Another way for generating the required forces is to guide hydraulic fluid under pressure into a chamber formed by the recess and the insert 17 so that this hydraulic fluid can act between the end plate 11 and the insert 17 thereby urging the sealing means 12 against the rotor.
In a region in which the pressure chambers have the smallest volume and the pressure of the fluid therefore is the highest, the area of the insert 17 on which the hydraulic pressure acts is the highest as well. It is therefore possible to achieve the highest sealing forces in the region in which the highest fluid pressures exist.

Claims

Vane cell machine (1) comprising a housing (2) having a stator bore (3) with an outer limitation formed by a circumferential wall (4) and two axial end faces (5), a rotor (6) mounted rotatably in said stator bore (3), a plurality of vanes (7) movable in radial direction relative to said rotor (6) and sliding along said circumferential wall (4), and sealing means (12) at least at one of said end faces (5), wherein said sealing means (12) acting on said rotor (6) in axial direction, said end face (5) is formed at an end plate (11) of said housing wherein said end plate (11) comprises a recess (13) in which said sealing means (12) are located, wherein said recess (13) is limited at its radially inner end by a ring shaped wall (14) which is integral with said end plate (11) characterized in that said sealing means (12) comprise a sealing ring (16) mounted on an insert part (17) inserted into said recess (13), said sealing ring (16) protruding towards the rotor (6).
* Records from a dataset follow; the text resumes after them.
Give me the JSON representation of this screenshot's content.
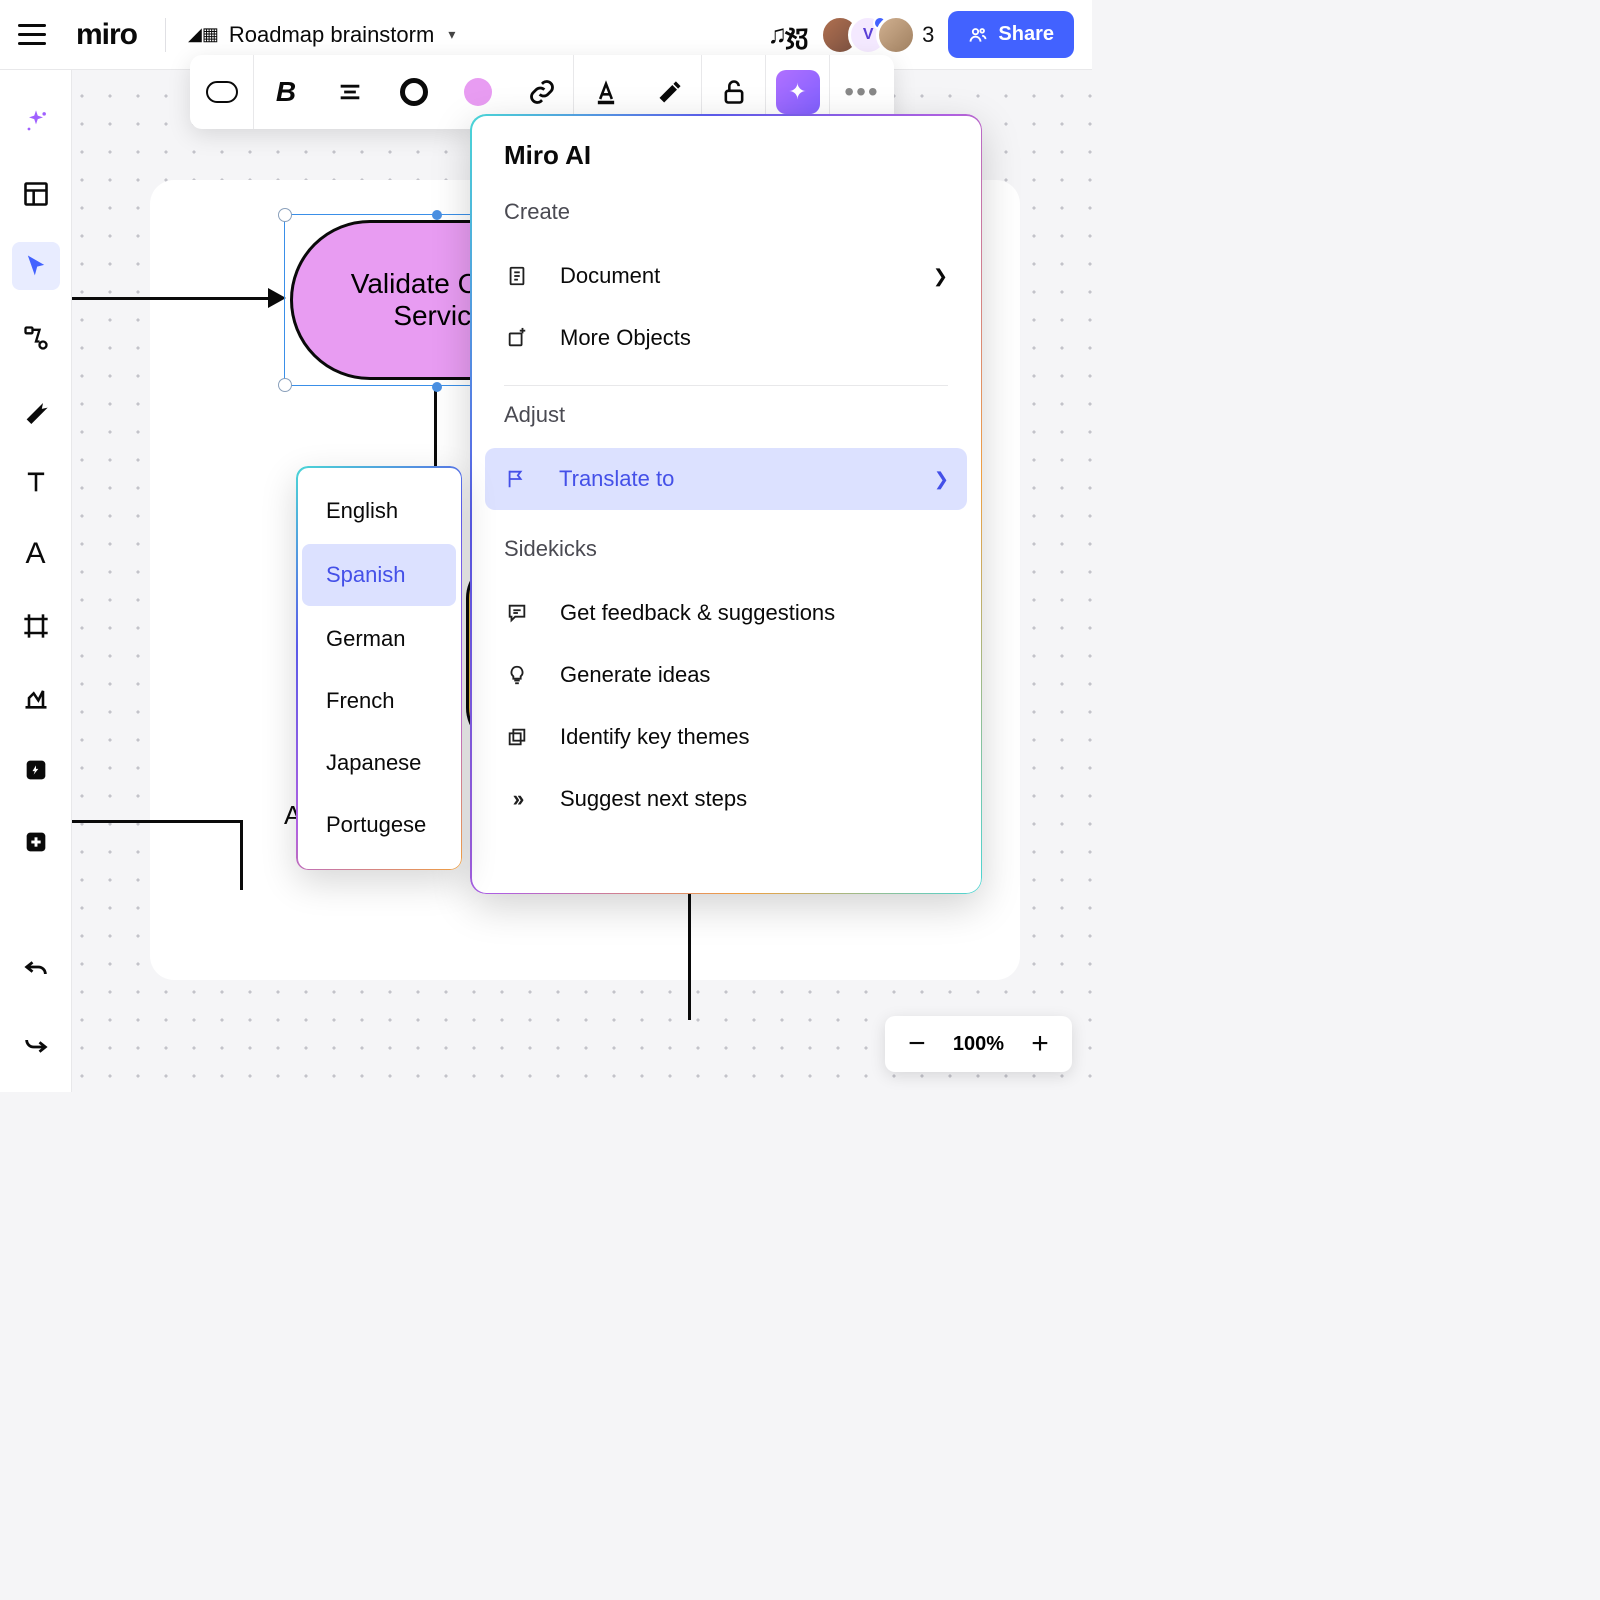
{
  "header": {
    "board_title": "Roadmap brainstorm",
    "collaborator_initial": "V",
    "collaborator_count": "3",
    "share_label": "Share"
  },
  "context_toolbar": {
    "fill_color": "#e89cf2"
  },
  "shape": {
    "label": "Validate Client Service"
  },
  "canvas": {
    "stray_label": "A"
  },
  "ai_panel": {
    "title": "Miro AI",
    "sections": {
      "create": "Create",
      "adjust": "Adjust",
      "sidekicks": "Sidekicks"
    },
    "items": {
      "document": "Document",
      "more_objects": "More Objects",
      "translate": "Translate to",
      "feedback": "Get feedback & suggestions",
      "ideas": "Generate ideas",
      "themes": "Identify key themes",
      "next_steps": "Suggest next steps"
    }
  },
  "languages": {
    "english": "English",
    "spanish": "Spanish",
    "german": "German",
    "french": "French",
    "japanese": "Japanese",
    "portugese": "Portugese"
  },
  "zoom": {
    "percent": "100%"
  }
}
Vane cell machine according to claim 1, characterized in that said sealing means (12) protrude out of said recess (13) in a direction towards said rotor (6).
Vane cell machine according to claim 1 or 2, characterized in that force generating means are provided to press said sealing means (12) against said stator (6).
Vane cell machine according to claim 3, characterized in that said force generating means comprise spring means and/or hydraulic pressure.
Vane cell machine according to any of claims 1 to 4, characterized in that said insert part (17) comprises a radially outer contour deviating from a cylinder form.
Vane cell machine according to any of claims 1 to 5, characterized in that said insert part (17) and said end plate (11) have a common rotation preventing element.
Vane cell machine according to claim 1 to 6, characterized in that said end plate (11) comprises a thickness at least three times a thickness of said insert part (17).
Vane cell machine according to any of claims 1 to 7, characterized in that each of said vanes (7) comprises a radially inner edge (18) and a radially outer edge (19), both edges (18, 19) being rounded.
Vane cell machine according to claim 8, characterized in that both edges (18, 19) are rounded with the same radius.
Vane cell machine according to claim 9, characterized in that both edges (18, 19) follow a common circle line (20).